A Real World History student at the Phillips Collection

The idea for Real World History came to me on a bus, and like so many good ideas, I borrowed it from someone else. Retired northern Virginia history teacher Jim Percoco, wrote a wonderful book called A Passion for the Past, which I started reading on the bus ride home from a summer teacher workshop. Page 11 set my brain on fire: Jim wrote about the applied history course he’d created with an internship component. I thought the idea was genius, but I was also bothered by the notion of students from the Washington, D.C., suburbs coming into the city and “taking” internships at museums and historic sites to which D.C. students needed exposure. I’ll never forget one of my first field trips in D.C.; I had to help one of my students buy a fare card because she had never ridden the Metro before.

When I started work working at Center for Inspired Teaching, I realized that I had an opportunity to create my own applied history course for D.C. students that would connect them to our city’s many museums. Such a class would be a perfect opportunity to further Inspired Teaching’s work around engagement-based instruction and the idea of the “student as expert.” Students would be able to “get their hands dirty” with history.
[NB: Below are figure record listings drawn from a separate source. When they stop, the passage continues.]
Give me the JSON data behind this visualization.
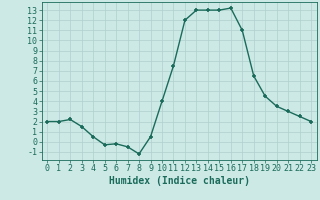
{
  "x": [
    0,
    1,
    2,
    3,
    4,
    5,
    6,
    7,
    8,
    9,
    10,
    11,
    12,
    13,
    14,
    15,
    16,
    17,
    18,
    19,
    20,
    21,
    22,
    23
  ],
  "y": [
    2,
    2,
    2.2,
    1.5,
    0.5,
    -0.3,
    -0.2,
    -0.5,
    -1.2,
    0.5,
    4,
    7.5,
    12,
    13,
    13,
    13,
    13.2,
    11,
    6.5,
    4.5,
    3.5,
    3,
    2.5,
    2
  ],
  "line_color": "#1a6b5a",
  "marker": "+",
  "markersize": 3.5,
  "xlabel": "Humidex (Indice chaleur)",
  "ylabel_ticks": [
    -1,
    0,
    1,
    2,
    3,
    4,
    5,
    6,
    7,
    8,
    9,
    10,
    11,
    12,
    13
  ],
  "xlim": [
    -0.5,
    23.5
  ],
  "ylim": [
    -1.8,
    13.8
  ],
  "bg_color": "#cce9e6",
  "grid_color": "#b0d0cd",
  "tick_color": "#1a6b5a",
  "xlabel_fontsize": 7,
  "tick_fontsize": 6,
  "linewidth": 1.0,
  "marker_color": "#1a6b5a"
}
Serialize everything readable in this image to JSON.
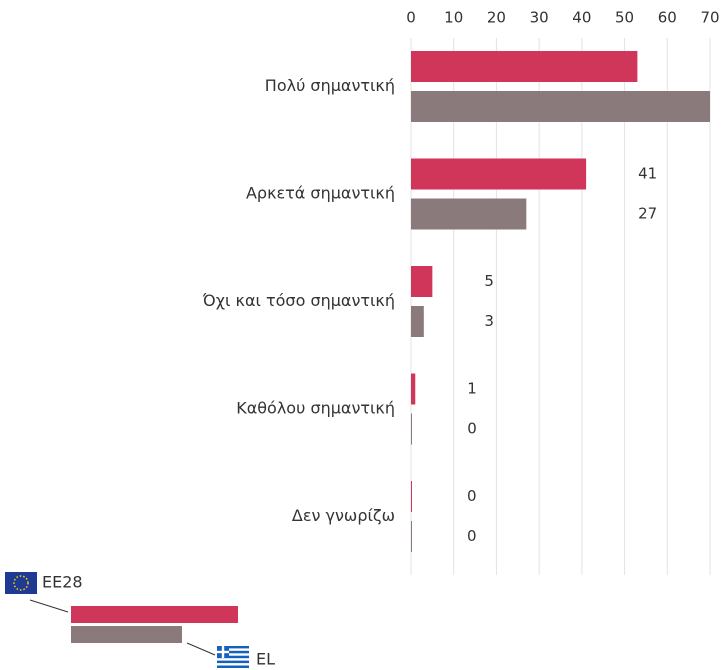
{
  "chart_data": {
    "type": "bar",
    "orientation": "horizontal",
    "categories": [
      "Πολύ σημαντική",
      "Αρκετά σημαντική",
      "Όχι και τόσο σημαντική",
      "Καθόλου σημαντική",
      "Δεν γνωρίζω"
    ],
    "series": [
      {
        "name": "EE28",
        "color": "#d0365a",
        "values": [
          53,
          41,
          5,
          1,
          0
        ]
      },
      {
        "name": "EL",
        "color": "#8a7a7b",
        "values": [
          70,
          27,
          3,
          0,
          0
        ]
      }
    ],
    "xlim": [
      0,
      70
    ],
    "xticks": [
      0,
      10,
      20,
      30,
      40,
      50,
      60,
      70
    ],
    "grid": true
  }
}
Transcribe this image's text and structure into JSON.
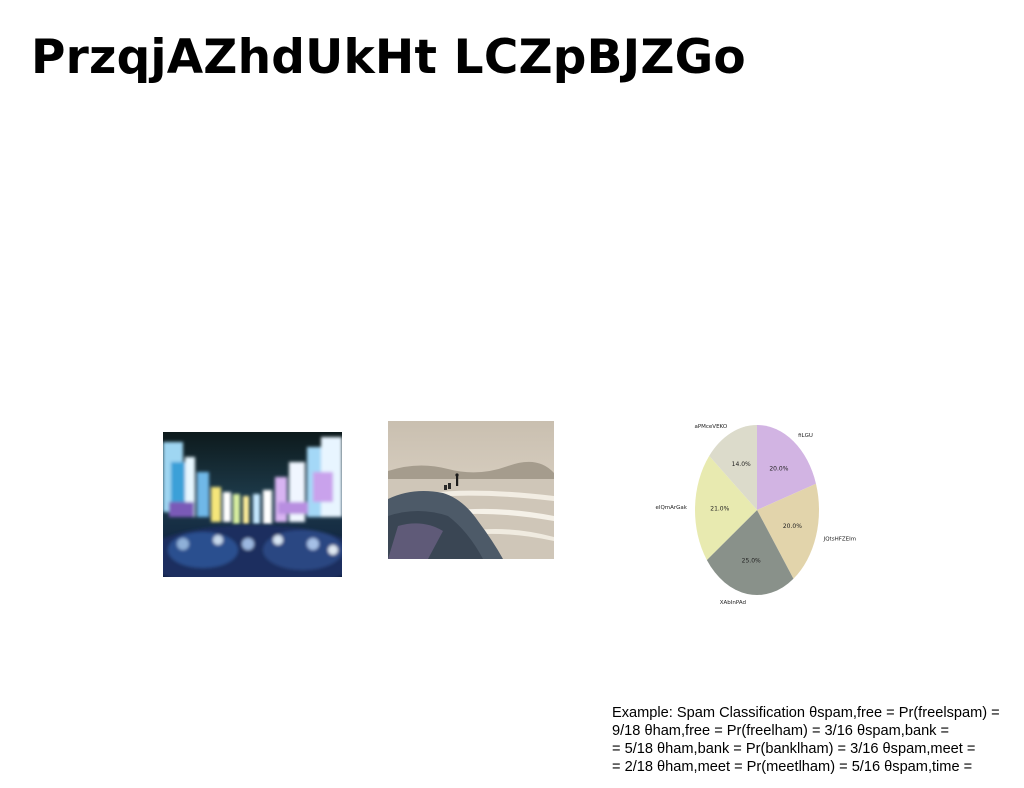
{
  "slide": {
    "title": "PrzqjAZhdUkHt LCZpBJZGo",
    "images": [
      {
        "name": "photo-city-crowd"
      },
      {
        "name": "photo-rocky-coast"
      }
    ],
    "body_lines": [
      "Example: Spam Classification θspam,free = Pr(freelspam) =",
      "9/18 θham,free = Pr(freelham) = 3/16 θspam,bank =",
      "= 5/18 θham,bank = Pr(banklham) = 3/16 θspam,meet =",
      "= 2/18 θham,meet = Pr(meetlham) = 5/16 θspam,time ="
    ]
  },
  "chart_data": {
    "type": "pie",
    "title": "",
    "slices": [
      {
        "label": "fiLGU",
        "value": 20.0,
        "display": "20.0%",
        "color": "#d2b4e3"
      },
      {
        "label": "JQtsHFZEIm",
        "value": 20.0,
        "display": "20.0%",
        "color": "#e2d4ab"
      },
      {
        "label": "XAbInPAd",
        "value": 25.0,
        "display": "25.0%",
        "color": "#89918a"
      },
      {
        "label": "elQmArGak",
        "value": 21.0,
        "display": "21.0%",
        "color": "#e8eab0"
      },
      {
        "label": "aPMceVEKO",
        "value": 14.0,
        "display": "14.0%",
        "color": "#dcdbcb"
      }
    ],
    "start": "top",
    "direction": "clockwise",
    "legend": "none"
  }
}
Real World History, launched in the fall of 2014, serves 15-30 students each year from high schools around the city. It is D.C.’s only citywide, credit-bearing course. During the fall semester, we come together twice a week to study the Great Migration via an oral history project. Each student interviews a Black Washingtonian who moved here before 1970, records and transcribes their interviews, and writes an analysis and reflection paper. In December, staff members from museums and historic sites visit our class, and each student interviews with three to four sites. After those interviews, I work with the students and partners to make internship placements for the spring semester. Currently, students are interning at the following sites, among others:

  • Ford’s Theatre
  • National Archives
  • National Museum of American History
  • Newseum
  • President Lincoln’s Cottage
  • White House Historical Association

Next, you’ll read the perspectives of three people involved with different aspect of the program: an internship supervisor, a former student named Nora, and a parent. Nora’s internship experience lived up to what I had dreamed for the students when I first imagined Real World History: she conducted original research at a historic site and presented it to docents; it is now part of every public tour.

 

Michelle Martz, Program Coordinator at President Lincoln’s Cottage, interviews a RWH student.
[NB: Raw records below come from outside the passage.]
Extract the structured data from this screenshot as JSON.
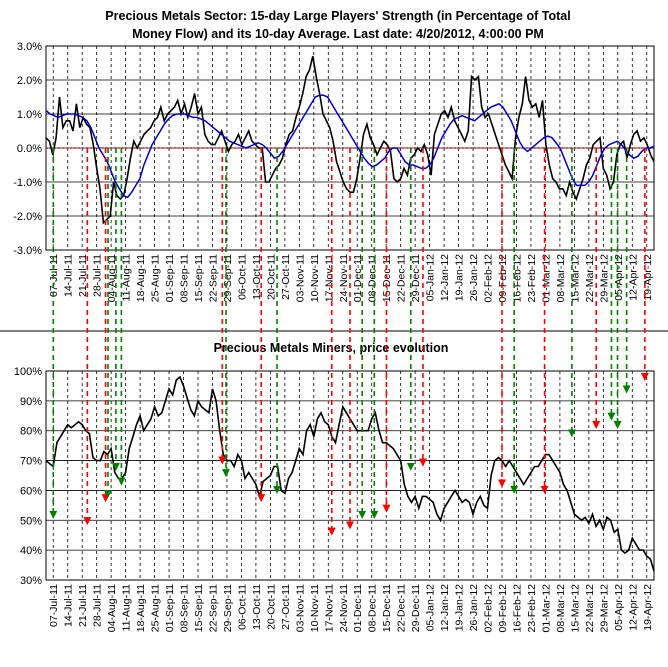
{
  "colors": {
    "strength": "#000000",
    "average": "#0000cc",
    "zero_line": "#cc0000",
    "red_arrow": "#ff0000",
    "green_arrow": "#008000",
    "grid": "#000000"
  },
  "chart_data": [
    {
      "type": "line",
      "title_line1": "Precious Metals Sector: 15-day Large Players' Strength (in Percentage of Total",
      "title_line2": "Money Flow) and its 10-day Average. Last date: 4/20/2012, 4:00:00 PM",
      "xlabel": "",
      "ylabel": "",
      "ylim": [
        -3,
        3
      ],
      "y_ticks": [
        "-3.0%",
        "-2.0%",
        "-1.0%",
        "0.0%",
        "1.0%",
        "2.0%",
        "3.0%"
      ],
      "x_ticks": [
        "07-Jul-11",
        "14-Jul-11",
        "21-Jul-11",
        "28-Jul-11",
        "04-Aug-11",
        "11-Aug-11",
        "18-Aug-11",
        "25-Aug-11",
        "01-Sep-11",
        "08-Sep-11",
        "15-Sep-11",
        "22-Sep-11",
        "29-Sep-11",
        "06-Oct-11",
        "13-Oct-11",
        "20-Oct-11",
        "27-Oct-11",
        "03-Nov-11",
        "10-Nov-11",
        "17-Nov-11",
        "24-Nov-11",
        "01-Dec-11",
        "08-Dec-11",
        "15-Dec-11",
        "22-Dec-11",
        "29-Dec-11",
        "05-Jan-12",
        "12-Jan-12",
        "19-Jan-12",
        "26-Jan-12",
        "02-Feb-12",
        "09-Feb-12",
        "16-Feb-12",
        "23-Feb-12",
        "01-Mar-12",
        "08-Mar-12",
        "15-Mar-12",
        "22-Mar-12",
        "29-Mar-12",
        "05-Apr-12",
        "12-Apr-12",
        "19-Apr-12"
      ],
      "series": [
        {
          "name": "",
          "color_key": "strength",
          "values": [
            0.3,
            0.2,
            -0.2,
            0.3,
            1.5,
            0.6,
            0.8,
            0.8,
            0.5,
            1.3,
            0.6,
            0.9,
            0.7,
            0.6,
            0.1,
            -0.6,
            -1.2,
            -2.2,
            -2.1,
            -2.0,
            -1.0,
            -1.4,
            -1.5,
            -1.4,
            -0.9,
            -0.3,
            0.2,
            0.0,
            0.2,
            0.4,
            0.5,
            0.6,
            0.8,
            0.9,
            1.2,
            0.8,
            1.0,
            1.1,
            1.2,
            1.4,
            1.0,
            1.3,
            0.9,
            1.2,
            1.6,
            1.0,
            1.2,
            0.4,
            0.2,
            0.1,
            0.1,
            0.3,
            0.5,
            0.2,
            -0.1,
            0.1,
            0.2,
            0.4,
            0.1,
            0.3,
            0.5,
            0.2,
            0.1,
            0.0,
            0.0,
            -1.0,
            -1.0,
            -0.8,
            -0.6,
            -0.5,
            -0.3,
            0.1,
            0.4,
            0.5,
            0.9,
            1.2,
            1.6,
            2.1,
            2.3,
            2.7,
            2.1,
            1.6,
            1.0,
            0.8,
            0.6,
            0.2,
            -0.4,
            -0.7,
            -1.0,
            -1.2,
            -1.3,
            -1.3,
            -0.9,
            -0.3,
            0.4,
            0.7,
            0.3,
            0.1,
            -0.2,
            0.0,
            0.2,
            0.1,
            -0.1,
            -0.9,
            -1.0,
            -0.9,
            -0.6,
            -0.8,
            -0.3,
            -0.2,
            0.0,
            -0.1,
            0.1,
            -0.2,
            -0.8,
            0.4,
            0.7,
            1.0,
            1.1,
            0.9,
            1.2,
            0.8,
            0.6,
            0.4,
            0.2,
            0.5,
            2.1,
            2.0,
            2.1,
            1.2,
            0.9,
            1.0,
            0.7,
            0.4,
            0.1,
            -0.2,
            -0.5,
            -0.7,
            -0.9,
            0.3,
            0.9,
            1.3,
            2.1,
            1.4,
            1.2,
            1.3,
            0.9,
            1.4,
            0.1,
            -0.5,
            -0.9,
            -1.0,
            -1.2,
            -1.2,
            -1.4,
            -1.0,
            -1.3,
            -1.5,
            -1.2,
            -0.9,
            -0.5,
            -0.3,
            0.1,
            0.2,
            0.3,
            -0.6,
            -0.8,
            -1.2,
            -1.0,
            -0.2,
            0.1,
            0.2,
            -0.3,
            0.1,
            0.4,
            0.5,
            0.2,
            0.3,
            0.1,
            -0.2,
            -0.4
          ]
        },
        {
          "name": "",
          "color_key": "average",
          "values": [
            1.1,
            1.0,
            0.95,
            0.9,
            0.95,
            1.0,
            1.0,
            1.0,
            0.95,
            0.9,
            0.8,
            0.6,
            0.3,
            0.0,
            -0.2,
            -0.4,
            -0.7,
            -1.0,
            -1.2,
            -1.4,
            -1.45,
            -1.3,
            -1.1,
            -0.9,
            -0.5,
            -0.2,
            0.1,
            0.3,
            0.5,
            0.7,
            0.85,
            0.95,
            1.0,
            1.0,
            1.0,
            0.95,
            0.9,
            0.9,
            0.85,
            0.8,
            0.7,
            0.6,
            0.5,
            0.4,
            0.3,
            0.2,
            0.15,
            0.1,
            0.05,
            0.0,
            0.05,
            0.1,
            0.15,
            0.1,
            0.0,
            -0.15,
            -0.3,
            -0.25,
            -0.1,
            0.1,
            0.3,
            0.5,
            0.7,
            0.9,
            1.1,
            1.3,
            1.5,
            1.55,
            1.55,
            1.5,
            1.3,
            1.1,
            0.9,
            0.7,
            0.5,
            0.3,
            0.1,
            -0.1,
            -0.3,
            -0.45,
            -0.55,
            -0.5,
            -0.4,
            -0.3,
            -0.1,
            0.0,
            0.0,
            -0.2,
            -0.4,
            -0.5,
            -0.5,
            -0.55,
            -0.6,
            -0.6,
            -0.5,
            -0.3,
            0.0,
            0.3,
            0.5,
            0.7,
            0.85,
            0.9,
            0.95,
            0.9,
            0.85,
            0.8,
            0.9,
            1.0,
            1.1,
            1.2,
            1.25,
            1.3,
            1.2,
            1.0,
            0.8,
            0.5,
            0.2,
            0.0,
            -0.1,
            0.0,
            0.1,
            0.2,
            0.3,
            0.35,
            0.3,
            0.15,
            0.0,
            -0.3,
            -0.6,
            -0.9,
            -1.1,
            -1.1,
            -1.1,
            -1.0,
            -0.8,
            -0.5,
            -0.2,
            0.0,
            0.1,
            0.15,
            0.2,
            0.1,
            -0.05,
            -0.2,
            -0.3,
            -0.25,
            -0.1,
            0.0,
            0.0,
            0.05
          ]
        }
      ],
      "reference_line": 0
    },
    {
      "type": "line",
      "title": "Precious Metals Miners, price evolution",
      "xlabel": "",
      "ylabel": "",
      "ylim": [
        30,
        100
      ],
      "y_ticks": [
        "30%",
        "40%",
        "50%",
        "60%",
        "70%",
        "80%",
        "90%",
        "100%"
      ],
      "x_ticks": [
        "07-Jul-11",
        "14-Jul-11",
        "21-Jul-11",
        "28-Jul-11",
        "04-Aug-11",
        "11-Aug-11",
        "18-Aug-11",
        "25-Aug-11",
        "01-Sep-11",
        "08-Sep-11",
        "15-Sep-11",
        "22-Sep-11",
        "29-Sep-11",
        "06-Oct-11",
        "13-Oct-11",
        "20-Oct-11",
        "27-Oct-11",
        "03-Nov-11",
        "10-Nov-11",
        "17-Nov-11",
        "24-Nov-11",
        "01-Dec-11",
        "08-Dec-11",
        "15-Dec-11",
        "22-Dec-11",
        "29-Dec-11",
        "05-Jan-12",
        "12-Jan-12",
        "19-Jan-12",
        "26-Jan-12",
        "02-Feb-12",
        "09-Feb-12",
        "16-Feb-12",
        "23-Feb-12",
        "01-Mar-12",
        "08-Mar-12",
        "15-Mar-12",
        "22-Mar-12",
        "29-Mar-12",
        "05-Apr-12",
        "12-Apr-12",
        "19-Apr-12"
      ],
      "series": [
        {
          "name": "",
          "color_key": "strength",
          "values": [
            70,
            69,
            68,
            76,
            78,
            80,
            82,
            81,
            82,
            83,
            82,
            80,
            79,
            71,
            70,
            70,
            73,
            72,
            74,
            66,
            64,
            64,
            66,
            74,
            78,
            82,
            85,
            80,
            82,
            84,
            88,
            85,
            86,
            90,
            94,
            92,
            97,
            98,
            95,
            91,
            87,
            85,
            90,
            88,
            87,
            86,
            94,
            90,
            80,
            72,
            70,
            70,
            68,
            72,
            70,
            64,
            66,
            64,
            62,
            58,
            63,
            64,
            65,
            68,
            68,
            60,
            59,
            64,
            66,
            70,
            74,
            72,
            80,
            82,
            78,
            84,
            86,
            83,
            82,
            78,
            76,
            82,
            88,
            86,
            84,
            82,
            80,
            80,
            80,
            80,
            84,
            86,
            80,
            76,
            76,
            75,
            74,
            72,
            70,
            62,
            58,
            56,
            58,
            54,
            58,
            58,
            57,
            56,
            52,
            50,
            54,
            56,
            58,
            60,
            58,
            56,
            57,
            56,
            52,
            56,
            58,
            55,
            54,
            65,
            70,
            71,
            70,
            68,
            70,
            68,
            66,
            64,
            62,
            64,
            66,
            68,
            68,
            70,
            72,
            72,
            70,
            68,
            66,
            62,
            60,
            56,
            52,
            51,
            50,
            51,
            49,
            52,
            48,
            50,
            47,
            51,
            50,
            46,
            47,
            40,
            39,
            40,
            44,
            42,
            40,
            40,
            38,
            37,
            33
          ]
        }
      ]
    }
  ]
}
Internship Supervisor Perspective

Tudor Place was thrilled to welcome an intern from the Real World History program last year. Nora matched our enthusiasm for history and embarked on research into one of the mansion’s most prominent owners, Britannia Peter Kennon. She took a women’s history angle on Britannia’s long widowhood and independence and contributed valuable information to the site. Nora also stepped outside of her comfort zone and learned to give tours as a volunteer docent. Her skills grew over the course of the semester, and by the end, we considered her a colleague in public history.

-Laura Brandt, Education Coordinator, Tudor Place Historic House and Garden

Student Perspective

When I arrived at Tudor Place as its first high school intern, I was intrigued by Britannia’s story… Born at Tudor Place in the early years of the new republic, Britannia lived for nearly a century. Her decades-long ownership of Tudor Place, from 1854 to 1911, preserved its history and legacy for future generations. She was widowed fourteen months into her marriage and never remarried. In a time when the social status of women was so closely connected to the status of their fathers or husbands, why didn’t Britannia remarry? What might her motivations have been? These questions formed the basis of my research project for Tudor Place and the culmination of a year of Real World History.

-Nora Pehrson, Student, Colby College

Parent Perspective

Our daughter gained so much from her participation in Real World History. When she began, she was a newly arrived immigrant and not familiar with American history or the Civil Rights movement. She was often shocked at what she learned, but it gave her much insight into issues facing the U.S. today. It gave her context for understanding race issues and a foundation of comprehension that she will need as an outsider integrating into society.

The program allowed the students to see history as a story unfolding, with characters they could relate to. The interview process allowed the students to engage with an individual who had been through difficult times and been successful personally and professionally. The internship was a wonderful opportunity to practice speaking to the public about things she learned.

-Dawn Tanner, mother of 2015-16 student Oportuna Irabaruta

As we prepare for our fourth year, we look to expand the number of participating museums and historic sites and to help other localities open their doors to high school interns. At its best, programs like this will change not only the lives of young people but the institutions in which they intern.

Cosby Hunt is a native Washingtonian and the Senior Teaching & Learning Officer at the Center for Inspired Teaching. He is the course creator and instructor for Real World History and also works with BLISS: Building Literacy in the Social Studies. He taught social studies for 13 years at Columbia Heights Educational Campus, where he led the department as well as the tennis and debate teams. Cosby became National Board certified in 2006.